Avec une approche de modélisation biomécanique multi-échelles, les chercheurs ont pu accéder à des informations cruciales à la fois précises sur le plan anatomique et fidèles aux efforts musculaires. Ces informations permettent de répondre à des questions restées sans réponse, notamment sur les facteurs déclenchants de la rhizarthrose, que sont :

  • Les types de préhension : le « pinch grip » ou la préhension entre l’index et le pouce, sollicite fortement les articulations en générant des forces de contact élevées.
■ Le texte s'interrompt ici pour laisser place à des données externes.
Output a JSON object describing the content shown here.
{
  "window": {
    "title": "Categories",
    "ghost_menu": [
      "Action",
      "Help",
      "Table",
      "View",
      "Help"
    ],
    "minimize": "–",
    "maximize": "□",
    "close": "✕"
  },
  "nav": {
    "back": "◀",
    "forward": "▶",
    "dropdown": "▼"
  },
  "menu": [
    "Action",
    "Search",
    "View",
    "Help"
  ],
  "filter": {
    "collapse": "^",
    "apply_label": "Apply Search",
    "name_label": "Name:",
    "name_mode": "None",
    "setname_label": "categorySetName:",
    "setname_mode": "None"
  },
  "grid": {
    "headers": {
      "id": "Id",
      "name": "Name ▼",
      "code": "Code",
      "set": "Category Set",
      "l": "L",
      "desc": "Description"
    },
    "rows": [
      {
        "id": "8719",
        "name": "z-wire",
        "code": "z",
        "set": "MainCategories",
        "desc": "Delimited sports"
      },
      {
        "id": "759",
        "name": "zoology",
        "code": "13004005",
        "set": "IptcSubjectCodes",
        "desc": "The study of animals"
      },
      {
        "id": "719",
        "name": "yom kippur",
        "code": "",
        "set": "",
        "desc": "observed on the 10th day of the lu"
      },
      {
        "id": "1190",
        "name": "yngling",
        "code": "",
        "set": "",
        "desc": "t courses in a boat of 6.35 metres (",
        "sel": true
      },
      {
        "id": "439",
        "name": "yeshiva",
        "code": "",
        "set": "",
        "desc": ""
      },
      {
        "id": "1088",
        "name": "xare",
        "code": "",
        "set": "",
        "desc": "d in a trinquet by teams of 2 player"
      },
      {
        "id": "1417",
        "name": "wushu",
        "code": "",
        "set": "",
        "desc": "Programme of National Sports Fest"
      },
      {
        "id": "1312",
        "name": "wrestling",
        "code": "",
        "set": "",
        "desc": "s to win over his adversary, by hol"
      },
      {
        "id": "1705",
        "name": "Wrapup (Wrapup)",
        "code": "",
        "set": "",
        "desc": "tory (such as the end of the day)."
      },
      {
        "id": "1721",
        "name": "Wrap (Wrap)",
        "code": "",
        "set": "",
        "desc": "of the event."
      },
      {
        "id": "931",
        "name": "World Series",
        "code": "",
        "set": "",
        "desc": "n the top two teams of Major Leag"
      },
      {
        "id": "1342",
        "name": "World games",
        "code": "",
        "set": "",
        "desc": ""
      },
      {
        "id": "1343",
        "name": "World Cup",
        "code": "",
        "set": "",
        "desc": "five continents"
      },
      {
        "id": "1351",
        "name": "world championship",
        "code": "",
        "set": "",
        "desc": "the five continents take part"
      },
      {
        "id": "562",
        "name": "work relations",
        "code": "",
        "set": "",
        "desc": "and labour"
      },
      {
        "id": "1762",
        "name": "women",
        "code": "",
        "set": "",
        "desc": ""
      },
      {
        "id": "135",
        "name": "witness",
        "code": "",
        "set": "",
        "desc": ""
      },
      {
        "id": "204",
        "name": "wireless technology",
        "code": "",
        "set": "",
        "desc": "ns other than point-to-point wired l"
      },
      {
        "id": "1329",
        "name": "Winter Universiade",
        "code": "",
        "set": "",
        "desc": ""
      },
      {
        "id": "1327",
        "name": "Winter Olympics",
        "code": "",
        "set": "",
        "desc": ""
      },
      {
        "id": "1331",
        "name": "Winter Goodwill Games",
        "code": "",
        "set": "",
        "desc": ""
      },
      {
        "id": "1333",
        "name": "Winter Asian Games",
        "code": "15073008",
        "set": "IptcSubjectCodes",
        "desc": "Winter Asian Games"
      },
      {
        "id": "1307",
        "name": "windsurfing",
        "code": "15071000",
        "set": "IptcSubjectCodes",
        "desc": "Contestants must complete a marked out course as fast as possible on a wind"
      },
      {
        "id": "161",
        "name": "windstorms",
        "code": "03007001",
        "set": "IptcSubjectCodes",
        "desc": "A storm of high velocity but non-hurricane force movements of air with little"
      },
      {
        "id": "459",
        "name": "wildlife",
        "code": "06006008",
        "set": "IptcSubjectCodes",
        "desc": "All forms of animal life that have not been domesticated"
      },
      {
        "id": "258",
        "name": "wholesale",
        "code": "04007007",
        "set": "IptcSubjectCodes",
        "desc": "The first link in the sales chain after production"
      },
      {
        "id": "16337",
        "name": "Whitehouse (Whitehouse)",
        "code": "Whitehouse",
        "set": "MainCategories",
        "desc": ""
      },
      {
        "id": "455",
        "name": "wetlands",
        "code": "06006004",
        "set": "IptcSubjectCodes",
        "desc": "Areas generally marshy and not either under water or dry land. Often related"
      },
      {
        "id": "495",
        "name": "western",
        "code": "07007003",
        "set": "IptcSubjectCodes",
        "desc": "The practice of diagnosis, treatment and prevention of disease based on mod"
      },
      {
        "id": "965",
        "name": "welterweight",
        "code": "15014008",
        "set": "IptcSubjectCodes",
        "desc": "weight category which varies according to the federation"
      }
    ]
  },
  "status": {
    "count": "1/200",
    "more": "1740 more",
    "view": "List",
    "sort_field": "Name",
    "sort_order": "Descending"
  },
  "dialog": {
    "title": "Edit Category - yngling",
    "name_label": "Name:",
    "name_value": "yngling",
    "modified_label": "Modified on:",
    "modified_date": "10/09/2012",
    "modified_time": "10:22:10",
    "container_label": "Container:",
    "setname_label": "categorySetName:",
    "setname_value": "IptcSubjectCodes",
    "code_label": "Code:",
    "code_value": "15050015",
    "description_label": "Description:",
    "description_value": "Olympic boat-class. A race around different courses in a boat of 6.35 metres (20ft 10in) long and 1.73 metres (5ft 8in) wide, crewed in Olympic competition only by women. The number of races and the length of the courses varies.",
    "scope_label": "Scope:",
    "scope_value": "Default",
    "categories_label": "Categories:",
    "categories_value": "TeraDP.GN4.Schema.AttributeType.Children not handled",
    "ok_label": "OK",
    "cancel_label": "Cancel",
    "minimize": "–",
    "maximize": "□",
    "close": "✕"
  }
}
Cette technique est couramment utilisée pour réaliser des tâches de haute précision et est indispensable dans de nombreux métiers, comme ceux de dentiste ou de couturier, exposant ainsi ces professionnels aux problématiques liées à la rhizarthrose.
  • La morphologie osseuse : des structures plus courbées au niveau du trapèze et du métacarpe entraînent une augmentation des pressions articulaires, accroissant ainsi le risque de développer une rhizarthrose. Une différence a été observée entre les genres : les femmes présentent des courbures plus marquées à ces niveaux osseux, ce qui pourrait expliquer leur prévalence plus élevée face à cette pathologie.

Grâce à ce modèle multi-échelles, les chercheurs ont identifié des morphologies et des pressions à risque. Cette nouvelle méthode de modélisation permet d’envisager de nombreuses applications

Niveau TRL
3

Perspectives d'évolution


Les experts ont des idées de développements qui couvriraient les aspects de prédiction, de prévention mais aussi de réhabilitation. 

Plusieurs exemples d’applications peuvent d’ores et déjà être mentionnés. Parmi eux, un outil permettant de prédire le risque de développer la rhizarthrose en fonction de la morphologie et des types de préhension du patient. L’objectif : fournir des informations précises pour permettre d’adapter les pratiques et ainsi réduire les risques à long terme. 

Dans les cas où les patients sont dans l’impossibilité de changer leurs types de préhension, les experts envisagent également de développer des méthodes in situ capables d’analyser la préhension réelle et de la suppléer.

Autre exemple, le modèle permet d’ores et déjà de simuler différents types de chirurgie pour tester leur efficacité. Appliqué à chaque patient, cet outil permettrait également d’adapter chacune des interventions chirurgicales au profil morphologique spécifique du patient avant de procéder à l’opération… Ce diagnostic individuel serait rendu possible grâce à un modèle personnalisé basé sur de l’imagerie scanner et de la capture de mouvement intelligente.